Automated structure discovery for scanning tunnelling microscopy

Lauri Kurki1, Niko Oinonen1,2, Adam S. Foster1,3

1Aalto University, Espoo, Finland
2Nanolayers Research Computing Ltd., London, UK
3WPI Nano Life Science Institute, Kanazawa, Japan

Scanning tunnelling microscopy (STM) and atomic force microscopy (AFM) functionalized with a CO molecule on the probe apex capture sub-molecular level detail of the electronic and physical structures of a sample from different perspectives [1]. However, the produced images are often difficult to interpret with respect to both physical and chemical structure. To accelerate the analysis, we propose automated machine learning image interpretation tools to extract sample properties directly from bond-resolved STM images [2]. In recent years, there has been rapid development in image analysis methods using machine learning with particular impact in medical imaging. These concepts have been proven effective also in SPM in general and especially for extracting sample properties from AFM images [3,4,5]. We build upon these models utilising convolutional neural networks for image analysis, and show that we can extract atomic positions directly from STM images. Finally, we establish the limits of the approach in an experimental context by predicting atomic structures from STM images of various small organic molecules. We also test the chemical sensitivity of the method by predicting chemical compositions of some organic molecules.
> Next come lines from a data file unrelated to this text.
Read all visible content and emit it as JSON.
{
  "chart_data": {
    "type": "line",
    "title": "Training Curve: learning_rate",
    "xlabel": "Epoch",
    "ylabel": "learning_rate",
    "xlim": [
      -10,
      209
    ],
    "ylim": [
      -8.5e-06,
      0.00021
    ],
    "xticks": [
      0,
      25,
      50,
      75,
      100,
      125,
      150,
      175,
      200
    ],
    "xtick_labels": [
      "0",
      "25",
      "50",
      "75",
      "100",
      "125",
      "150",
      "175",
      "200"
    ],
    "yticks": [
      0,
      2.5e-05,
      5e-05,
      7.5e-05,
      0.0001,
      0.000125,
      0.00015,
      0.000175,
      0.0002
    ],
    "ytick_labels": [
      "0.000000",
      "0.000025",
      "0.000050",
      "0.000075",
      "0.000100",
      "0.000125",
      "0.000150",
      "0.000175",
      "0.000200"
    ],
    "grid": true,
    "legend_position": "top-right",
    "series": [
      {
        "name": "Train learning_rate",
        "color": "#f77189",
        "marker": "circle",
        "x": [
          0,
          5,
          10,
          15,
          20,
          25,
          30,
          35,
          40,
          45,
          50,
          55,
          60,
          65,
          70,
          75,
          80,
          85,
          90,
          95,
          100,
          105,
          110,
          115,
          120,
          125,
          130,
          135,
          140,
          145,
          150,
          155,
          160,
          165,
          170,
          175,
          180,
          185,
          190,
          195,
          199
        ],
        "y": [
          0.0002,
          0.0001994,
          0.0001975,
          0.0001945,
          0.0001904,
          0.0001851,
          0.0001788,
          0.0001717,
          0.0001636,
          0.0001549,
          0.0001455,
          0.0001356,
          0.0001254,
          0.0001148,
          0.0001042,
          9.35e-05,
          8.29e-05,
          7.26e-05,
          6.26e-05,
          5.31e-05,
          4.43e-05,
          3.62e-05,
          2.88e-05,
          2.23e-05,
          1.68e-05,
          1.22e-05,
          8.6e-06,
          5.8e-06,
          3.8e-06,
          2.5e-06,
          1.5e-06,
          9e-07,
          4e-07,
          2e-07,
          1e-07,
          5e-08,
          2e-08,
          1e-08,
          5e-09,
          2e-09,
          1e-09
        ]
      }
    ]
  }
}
[1] Cai, S., Kurki, L., Xu, C., Foster, A. S., Liljeroth, P., J. Am. Chem. Soc. 144, 20227-20231 (2022).

[2] Kurki, L., Oinonen, N., Foster, A.S., ACS Nano, 18, 17, 11130–11138 (2024).

[3] Alldritt, B., Hapala, P., Oinonen, N., Urtev, F., Krejci, O., Canova, F. F., Kannala, J., Schulz, F., Liljeroth, P., Foster, A. S., Sci. Adv. 6, eaay6913 (2020).

[4] Carracedo-Cosme, J., Perez, R., npj Comput. Mater. 10, 19 (2024).

[5] Oinonen, N., Kurki, L., Ilin, A., Foster, A.S., MRS Bulletin 47, 895-905 (2022).